Darüber hinaus gibt es weitere Zelltypen, die verschiedenste Aufgaben übernehmen. So gibt es z.B. die Natürlichen Killerzellen, die für die Abtötung von Tumorzellen zuständig sind. Dendritische Zellen sammeln Pathogene und bringen sie in den nächsten Lymphknoten, wodurch eine Immunantwort ansteht. Das soll für den Anfang jedoch reichen.
Das spezifische Immunsystem
Das spezifische Immunsystem wird im Laufe unseres Lebens erworbenen und erweitert. Im Gegensatz zum angeborenem Immunsystem ist das erworbene Immunsystem (ES) effizienter und passt sich mit der Zeit an. Das ES erkennt spezifische Krankheitserreger und reagiert dann mit genau für diesen Erreger passenden Antwort (Antigen). Hat der Körper einmal eine Krankheit durch gemacht, sorgen sogenannte Gedächtniszellen dafür, dass die Immunantwort gespeichert wird.

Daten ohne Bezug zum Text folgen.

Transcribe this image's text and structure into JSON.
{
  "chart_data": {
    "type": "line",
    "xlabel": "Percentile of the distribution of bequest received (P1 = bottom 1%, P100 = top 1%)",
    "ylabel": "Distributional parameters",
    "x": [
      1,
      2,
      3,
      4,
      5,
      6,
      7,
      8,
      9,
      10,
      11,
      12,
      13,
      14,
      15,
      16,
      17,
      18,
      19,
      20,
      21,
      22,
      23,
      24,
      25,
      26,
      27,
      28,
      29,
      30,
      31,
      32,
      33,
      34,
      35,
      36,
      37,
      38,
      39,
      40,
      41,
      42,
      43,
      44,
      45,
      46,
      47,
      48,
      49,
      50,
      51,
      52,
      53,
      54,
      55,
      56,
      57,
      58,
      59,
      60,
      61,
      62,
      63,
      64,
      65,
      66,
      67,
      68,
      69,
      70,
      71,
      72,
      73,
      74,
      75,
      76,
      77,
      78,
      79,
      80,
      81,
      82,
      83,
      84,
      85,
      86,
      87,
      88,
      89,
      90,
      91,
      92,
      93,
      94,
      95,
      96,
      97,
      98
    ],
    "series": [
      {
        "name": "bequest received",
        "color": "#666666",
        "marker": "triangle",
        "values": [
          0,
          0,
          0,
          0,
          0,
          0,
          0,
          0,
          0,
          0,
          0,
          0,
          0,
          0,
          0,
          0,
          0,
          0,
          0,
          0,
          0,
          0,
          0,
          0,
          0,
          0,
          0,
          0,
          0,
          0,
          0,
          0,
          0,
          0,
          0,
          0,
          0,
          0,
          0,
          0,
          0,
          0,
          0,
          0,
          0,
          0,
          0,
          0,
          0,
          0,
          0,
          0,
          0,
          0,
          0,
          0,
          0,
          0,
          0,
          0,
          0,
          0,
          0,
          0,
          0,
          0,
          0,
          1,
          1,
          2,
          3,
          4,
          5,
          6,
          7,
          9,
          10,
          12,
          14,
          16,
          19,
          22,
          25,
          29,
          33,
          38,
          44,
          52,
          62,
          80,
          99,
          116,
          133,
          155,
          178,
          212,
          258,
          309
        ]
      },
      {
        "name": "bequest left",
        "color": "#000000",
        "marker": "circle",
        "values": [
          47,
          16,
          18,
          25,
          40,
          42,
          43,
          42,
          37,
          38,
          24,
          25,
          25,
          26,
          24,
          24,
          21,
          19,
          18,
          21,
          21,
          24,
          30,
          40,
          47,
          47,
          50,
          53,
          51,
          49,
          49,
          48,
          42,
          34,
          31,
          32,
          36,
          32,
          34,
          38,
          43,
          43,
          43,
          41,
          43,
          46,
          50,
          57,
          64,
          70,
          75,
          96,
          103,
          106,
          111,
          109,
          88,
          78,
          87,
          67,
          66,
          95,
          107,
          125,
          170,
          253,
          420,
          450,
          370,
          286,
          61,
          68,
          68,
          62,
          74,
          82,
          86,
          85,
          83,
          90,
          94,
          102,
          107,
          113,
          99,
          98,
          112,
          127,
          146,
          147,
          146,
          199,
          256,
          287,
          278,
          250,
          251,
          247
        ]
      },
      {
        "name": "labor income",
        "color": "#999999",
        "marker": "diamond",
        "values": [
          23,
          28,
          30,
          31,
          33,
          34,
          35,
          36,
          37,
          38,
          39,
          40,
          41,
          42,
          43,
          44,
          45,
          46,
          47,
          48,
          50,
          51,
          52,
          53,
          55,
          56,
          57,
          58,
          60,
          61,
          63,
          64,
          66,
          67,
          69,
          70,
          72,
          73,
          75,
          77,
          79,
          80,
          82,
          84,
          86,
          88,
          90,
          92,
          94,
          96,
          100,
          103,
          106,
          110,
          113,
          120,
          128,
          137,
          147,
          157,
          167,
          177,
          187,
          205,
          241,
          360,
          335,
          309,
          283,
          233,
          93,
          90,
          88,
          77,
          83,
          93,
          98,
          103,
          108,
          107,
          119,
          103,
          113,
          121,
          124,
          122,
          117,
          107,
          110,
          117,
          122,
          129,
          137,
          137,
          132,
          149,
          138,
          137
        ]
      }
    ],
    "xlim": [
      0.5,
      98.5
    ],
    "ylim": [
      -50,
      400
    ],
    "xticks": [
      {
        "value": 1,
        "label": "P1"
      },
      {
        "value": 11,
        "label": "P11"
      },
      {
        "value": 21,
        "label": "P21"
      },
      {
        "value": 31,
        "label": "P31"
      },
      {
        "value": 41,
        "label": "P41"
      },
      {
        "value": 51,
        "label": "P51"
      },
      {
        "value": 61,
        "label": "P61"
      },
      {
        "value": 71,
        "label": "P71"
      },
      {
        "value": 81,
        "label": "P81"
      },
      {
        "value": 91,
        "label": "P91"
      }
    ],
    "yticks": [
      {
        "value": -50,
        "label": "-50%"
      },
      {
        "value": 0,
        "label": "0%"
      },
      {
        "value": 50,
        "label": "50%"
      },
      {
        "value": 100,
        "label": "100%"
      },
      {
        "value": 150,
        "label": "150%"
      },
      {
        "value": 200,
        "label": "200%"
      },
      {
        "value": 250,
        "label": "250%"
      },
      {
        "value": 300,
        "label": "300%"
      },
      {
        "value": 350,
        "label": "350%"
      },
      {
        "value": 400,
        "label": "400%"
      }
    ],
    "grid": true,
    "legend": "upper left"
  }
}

Bei der nächsten Infektion kann der Körper somit schnell handeln und wir werden nicht krank. Auf diesem Prinzip funktionieren im Grunde auch Impfungen oder auch der Fakt. dass man in der Regel nur einmal im Leben Windpocken bekommt.
Exkurs: Immunsystem und Regeneration
Genug der Theorie. Wie in der Einleitung schon gesagt, hat das Immunsystem auch einen großen Anteil an der Regeneration. Sprechen wir zuerst einmal über das Open Window Syndrom, welches wir in diesem Beitrag bereits kurz angerissen haben.

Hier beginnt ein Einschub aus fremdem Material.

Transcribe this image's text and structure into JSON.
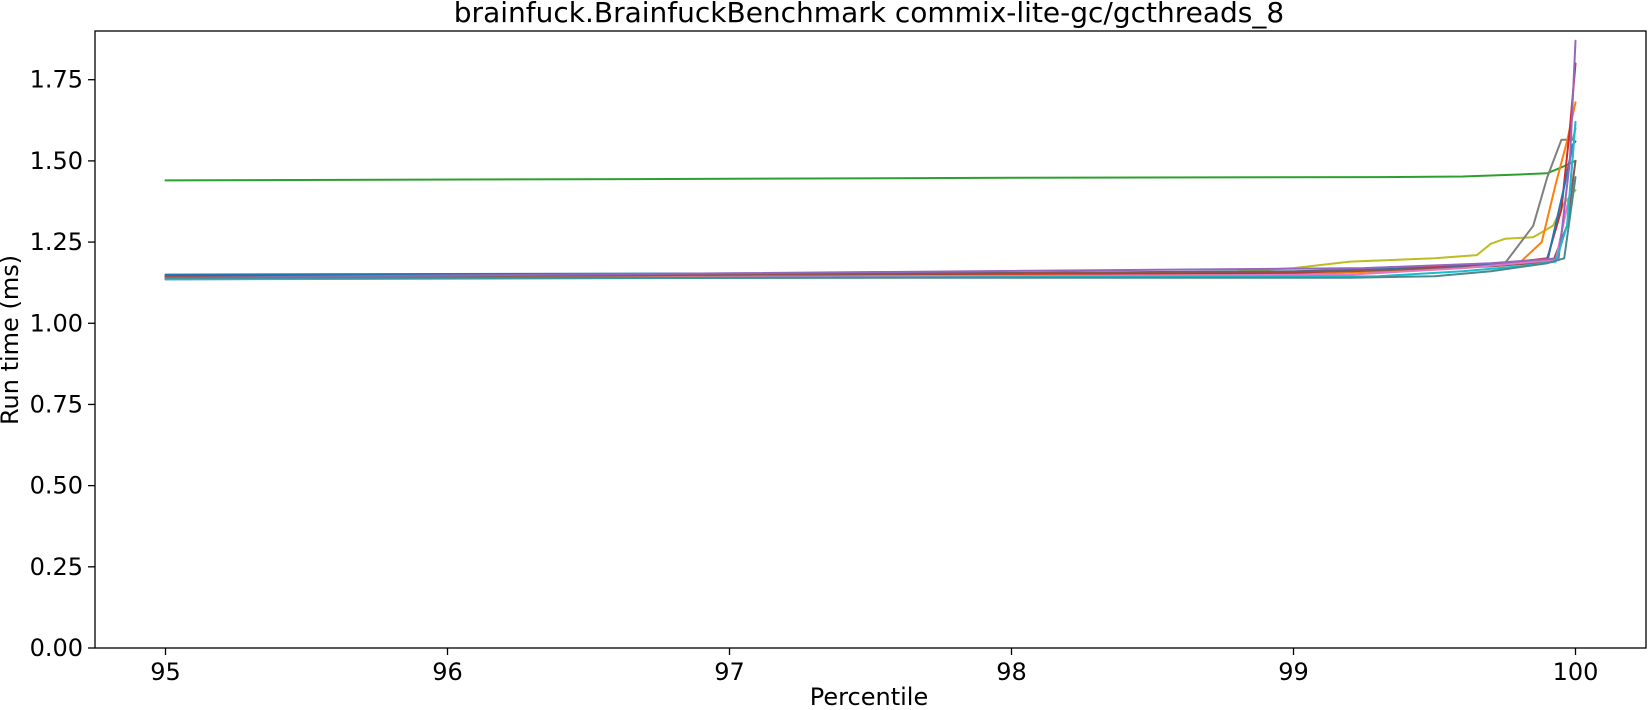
{
  "chart_data": {
    "type": "line",
    "title": "brainfuck.BrainfuckBenchmark commix-lite-gc/gcthreads_8",
    "xlabel": "Percentile",
    "ylabel": "Run time (ms)",
    "xlim": [
      94.75,
      100.25
    ],
    "ylim": [
      0.0,
      1.9
    ],
    "xticks": [
      95,
      96,
      97,
      98,
      99,
      100
    ],
    "yticks": [
      0.0,
      0.25,
      0.5,
      0.75,
      1.0,
      1.25,
      1.5,
      1.75
    ],
    "xtick_labels": [
      "95",
      "96",
      "97",
      "98",
      "99",
      "100"
    ],
    "ytick_labels": [
      "0.00",
      "0.25",
      "0.50",
      "0.75",
      "1.00",
      "1.25",
      "1.50",
      "1.75"
    ],
    "grid": false,
    "legend": "none",
    "series": [
      {
        "color": "#2ca02c",
        "points": [
          [
            95,
            1.44
          ],
          [
            97,
            1.445
          ],
          [
            98,
            1.448
          ],
          [
            99.3,
            1.45
          ],
          [
            99.6,
            1.452
          ],
          [
            99.8,
            1.458
          ],
          [
            99.9,
            1.462
          ],
          [
            99.95,
            1.48
          ],
          [
            100,
            1.5
          ]
        ]
      },
      {
        "color": "#bcbd22",
        "points": [
          [
            95,
            1.14
          ],
          [
            98,
            1.148
          ],
          [
            98.8,
            1.16
          ],
          [
            99.0,
            1.17
          ],
          [
            99.2,
            1.19
          ],
          [
            99.5,
            1.2
          ],
          [
            99.65,
            1.21
          ],
          [
            99.7,
            1.245
          ],
          [
            99.75,
            1.26
          ],
          [
            99.85,
            1.265
          ],
          [
            99.92,
            1.3
          ],
          [
            99.96,
            1.37
          ],
          [
            100,
            1.41
          ]
        ]
      },
      {
        "color": "#7f7f7f",
        "points": [
          [
            95,
            1.145
          ],
          [
            99,
            1.155
          ],
          [
            99.5,
            1.17
          ],
          [
            99.75,
            1.185
          ],
          [
            99.85,
            1.3
          ],
          [
            99.9,
            1.45
          ],
          [
            99.95,
            1.565
          ],
          [
            99.99,
            1.565
          ],
          [
            100,
            1.6
          ]
        ]
      },
      {
        "color": "#ff7f0e",
        "points": [
          [
            95,
            1.14
          ],
          [
            99,
            1.15
          ],
          [
            99.6,
            1.17
          ],
          [
            99.8,
            1.185
          ],
          [
            99.88,
            1.25
          ],
          [
            99.93,
            1.43
          ],
          [
            99.97,
            1.56
          ],
          [
            100,
            1.68
          ]
        ]
      },
      {
        "color": "#d62728",
        "points": [
          [
            95,
            1.145
          ],
          [
            99,
            1.155
          ],
          [
            99.7,
            1.18
          ],
          [
            99.9,
            1.2
          ],
          [
            99.95,
            1.35
          ],
          [
            99.98,
            1.6
          ],
          [
            100,
            1.8
          ]
        ]
      },
      {
        "color": "#1f77b4",
        "points": [
          [
            95,
            1.15
          ],
          [
            98,
            1.155
          ],
          [
            99,
            1.16
          ],
          [
            99.5,
            1.17
          ],
          [
            99.9,
            1.19
          ],
          [
            99.96,
            1.42
          ],
          [
            99.99,
            1.55
          ],
          [
            100,
            1.56
          ]
        ]
      },
      {
        "color": "#8c564b",
        "points": [
          [
            95,
            1.14
          ],
          [
            99.2,
            1.16
          ],
          [
            99.7,
            1.175
          ],
          [
            99.92,
            1.19
          ],
          [
            99.97,
            1.3
          ],
          [
            100,
            1.5
          ]
        ]
      },
      {
        "color": "#e377c2",
        "points": [
          [
            95,
            1.135
          ],
          [
            99.2,
            1.15
          ],
          [
            99.6,
            1.17
          ],
          [
            99.93,
            1.195
          ],
          [
            99.98,
            1.4
          ],
          [
            100,
            1.62
          ]
        ]
      },
      {
        "color": "#9467bd",
        "points": [
          [
            95,
            1.14
          ],
          [
            99.25,
            1.17
          ],
          [
            99.7,
            1.185
          ],
          [
            99.94,
            1.2
          ],
          [
            99.98,
            1.5
          ],
          [
            100,
            1.87
          ]
        ]
      },
      {
        "color": "#17becf",
        "points": [
          [
            95,
            1.135
          ],
          [
            99.3,
            1.145
          ],
          [
            99.6,
            1.16
          ],
          [
            99.8,
            1.175
          ],
          [
            99.93,
            1.19
          ],
          [
            99.97,
            1.3
          ],
          [
            100,
            1.62
          ]
        ]
      },
      {
        "color": "#4a8a8c",
        "points": [
          [
            95,
            1.14
          ],
          [
            99.2,
            1.14
          ],
          [
            99.5,
            1.145
          ],
          [
            99.7,
            1.16
          ],
          [
            99.9,
            1.185
          ],
          [
            99.96,
            1.2
          ],
          [
            100,
            1.45
          ]
        ]
      }
    ]
  }
}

Das Open Window Syndrom umschreibt die immunologische Lücke nach sportlichen Belastungen des Organismus. Es gilt als bewiesen, dass Infektionskrankheiten nach intensiven Belastungen vermehrt festzustellen sind. Unser Immunsystem lässt nach großen körperlichen Anstrengungen Infektionserreger quasi wie durch ein offenes Fenster eindringen, da es mit den Schäden im Körper bereits stark beschäftigt ist und seine Ressourcen nicht teilen kann.

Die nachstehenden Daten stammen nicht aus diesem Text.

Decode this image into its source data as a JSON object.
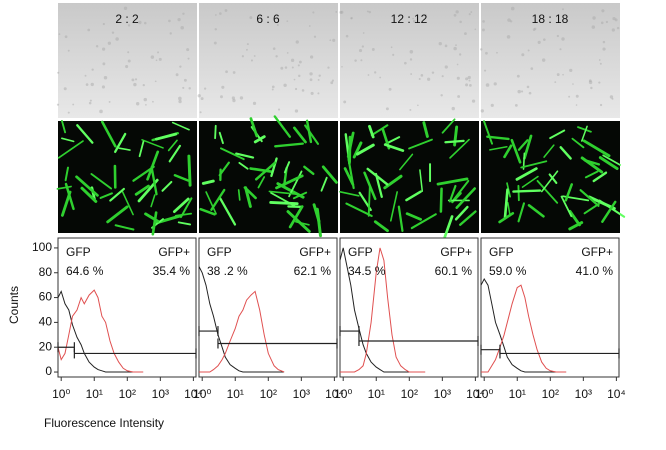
{
  "chart_data": [
    {
      "type": "line",
      "title": "2 : 2",
      "ylabel": "Counts",
      "xlabel": "Fluorescence Intensity",
      "log_x": true,
      "xlim": [
        0.8,
        12000
      ],
      "ylim": [
        -4,
        108
      ],
      "xticks": [
        {
          "value": 1,
          "label": "10⁰"
        },
        {
          "value": 10,
          "label": "10¹"
        },
        {
          "value": 100,
          "label": "10²"
        },
        {
          "value": 1000,
          "label": "10³"
        },
        {
          "value": 10000,
          "label": "10⁴"
        }
      ],
      "yticks": [
        0,
        20,
        40,
        60,
        80,
        100
      ],
      "x": [
        0.8,
        1,
        1.3,
        1.7,
        2.2,
        3,
        4,
        5,
        7,
        10,
        13,
        17,
        22,
        30,
        40,
        55,
        75,
        100,
        150,
        200,
        300
      ],
      "series": [
        {
          "color": "#222222",
          "values": [
            60,
            65,
            55,
            50,
            38,
            28,
            22,
            15,
            8,
            4,
            2,
            1,
            0,
            0,
            0,
            0,
            0,
            0,
            0,
            0,
            0
          ]
        },
        {
          "color": "#e05050",
          "values": [
            20,
            10,
            15,
            30,
            45,
            50,
            60,
            55,
            62,
            66,
            60,
            45,
            40,
            25,
            15,
            8,
            3,
            1,
            0,
            0,
            0
          ]
        }
      ],
      "gates": [
        {
          "name": "GFP",
          "label": "64.6 %",
          "x": [
            0.8,
            2.5
          ],
          "y": 20
        },
        {
          "name": "GFP+",
          "label": "35.4 %",
          "x": [
            2.5,
            12000
          ],
          "y": 15
        }
      ]
    },
    {
      "type": "line",
      "title": "6 : 6",
      "log_x": true,
      "xlim": [
        0.8,
        12000
      ],
      "ylim": [
        -4,
        108
      ],
      "xticks": [
        {
          "value": 1,
          "label": "10⁰"
        },
        {
          "value": 10,
          "label": "10¹"
        },
        {
          "value": 100,
          "label": "10²"
        },
        {
          "value": 1000,
          "label": "10³"
        },
        {
          "value": 10000,
          "label": "10⁴"
        }
      ],
      "x": [
        0.8,
        1,
        1.3,
        1.7,
        2.2,
        3,
        4,
        5,
        7,
        10,
        13,
        17,
        22,
        30,
        40,
        55,
        75,
        100,
        150,
        200,
        300
      ],
      "series": [
        {
          "color": "#222222",
          "values": [
            85,
            80,
            70,
            55,
            45,
            30,
            20,
            12,
            6,
            3,
            1,
            0,
            0,
            0,
            0,
            0,
            0,
            0,
            0,
            0,
            0
          ]
        },
        {
          "color": "#e05050",
          "values": [
            0,
            0,
            0,
            0,
            2,
            5,
            10,
            15,
            25,
            35,
            45,
            50,
            58,
            62,
            65,
            50,
            30,
            15,
            5,
            2,
            0
          ]
        }
      ],
      "gates": [
        {
          "name": "GFP",
          "label": "38 .2 %",
          "x": [
            0.8,
            3
          ],
          "y": 33
        },
        {
          "name": "GFP+",
          "label": "62.1 %",
          "x": [
            3,
            12000
          ],
          "y": 23
        }
      ]
    },
    {
      "type": "line",
      "title": "12 : 12",
      "log_x": true,
      "xlim": [
        0.8,
        12000
      ],
      "ylim": [
        -4,
        108
      ],
      "xticks": [
        {
          "value": 1,
          "label": "10⁰"
        },
        {
          "value": 10,
          "label": "10¹"
        },
        {
          "value": 100,
          "label": "10²"
        },
        {
          "value": 1000,
          "label": "10³"
        },
        {
          "value": 10000,
          "label": "10⁴"
        }
      ],
      "x": [
        0.8,
        1,
        1.3,
        1.7,
        2.2,
        3,
        4,
        5,
        7,
        10,
        13,
        17,
        22,
        30,
        40,
        55,
        75,
        100,
        150,
        200,
        300
      ],
      "series": [
        {
          "color": "#222222",
          "values": [
            90,
            100,
            85,
            70,
            50,
            35,
            22,
            15,
            8,
            4,
            2,
            0,
            0,
            0,
            0,
            0,
            0,
            0,
            0,
            0,
            0
          ]
        },
        {
          "color": "#e05050",
          "values": [
            0,
            0,
            0,
            0,
            0,
            2,
            5,
            15,
            40,
            80,
            100,
            90,
            60,
            30,
            12,
            5,
            2,
            0,
            0,
            0,
            0
          ]
        }
      ],
      "gates": [
        {
          "name": "GFP",
          "label": "34.5 %",
          "x": [
            0.8,
            3
          ],
          "y": 33
        },
        {
          "name": "GFP+",
          "label": "60.1 %",
          "x": [
            3,
            12000
          ],
          "y": 25
        }
      ]
    },
    {
      "type": "line",
      "title": "18 : 18",
      "log_x": true,
      "xlim": [
        0.8,
        12000
      ],
      "ylim": [
        -4,
        108
      ],
      "xticks": [
        {
          "value": 1,
          "label": "10⁰"
        },
        {
          "value": 10,
          "label": "10¹"
        },
        {
          "value": 100,
          "label": "10²"
        },
        {
          "value": 1000,
          "label": "10³"
        },
        {
          "value": 10000,
          "label": "10⁴"
        }
      ],
      "x": [
        0.8,
        1,
        1.3,
        1.7,
        2.2,
        3,
        4,
        5,
        7,
        10,
        13,
        17,
        22,
        30,
        40,
        55,
        75,
        100,
        150,
        200,
        300
      ],
      "series": [
        {
          "color": "#222222",
          "values": [
            70,
            75,
            70,
            55,
            40,
            30,
            20,
            12,
            6,
            3,
            1,
            0,
            0,
            0,
            0,
            0,
            0,
            0,
            0,
            0,
            0
          ]
        },
        {
          "color": "#e05050",
          "values": [
            0,
            0,
            0,
            5,
            10,
            20,
            30,
            40,
            55,
            68,
            70,
            60,
            45,
            30,
            18,
            8,
            3,
            1,
            0,
            0,
            0
          ]
        }
      ],
      "gates": [
        {
          "name": "GFP",
          "label": "59.0 %",
          "x": [
            0.8,
            3
          ],
          "y": 18
        },
        {
          "name": "GFP+",
          "label": "41.0 %",
          "x": [
            3,
            12000
          ],
          "y": 15
        }
      ]
    }
  ]
}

Wenn wir hart trainieren, ggf. sogar einen Wettkampf bestreiten, bewegen wir an der Belastungsgrenze und vielleicht sogar darüber hinaus. Das stellt für den Körper einen großen Stress dar, der sich z.B. durch feine Risse in der Muskulatur und Proteinbruchstücke äußert. Folglich schwirrt totes Gewebe in unserem Körper rum, was zum Problem wird, da es eine aseptische Entzündung triggert. Genau hier setzt unser Immunsystem an. Es erkennt diese toten Gewebestücke und die Schäden an noch intakter Muskulatur und will diese reparieren bzw. das tote Gewebe fressen.
Dadurch ist unser Immunsystem bereits stark ausgelastet, weswegen es unter Umständen Krankheitserreger nicht erkennt. So kommt es zu typischen Überbelastungserscheinungen wie Kratzen im Hals und eine darauffolgende Erkältung nach einer starken körperlichen Belastung. Je nach Art, Dauer und Intensität der Belastung kann diese Phase der Verletzbarkeit mehrere Stunden bis Tage dauern. Die Grafik unten zeigt die Teilungsfähigkeit der Lymphozyten nach einem Marathonwettkampf, also einer starken Belastung.
Vorbeugung
Sollte man jetzt keine intensiven Einheiten mehr machen? Doch, unbedingt. Es bedarf jedoch ein bisschen Planung, um das Zeitfenster des Open Window Effekts infektfrei zu durchleben. Gerade im Leistungssportbereich und vor wichtigen Wettkämpfen ist es wichtig, dies im Rahmen der Trainingsplanung zu berücksichtigen.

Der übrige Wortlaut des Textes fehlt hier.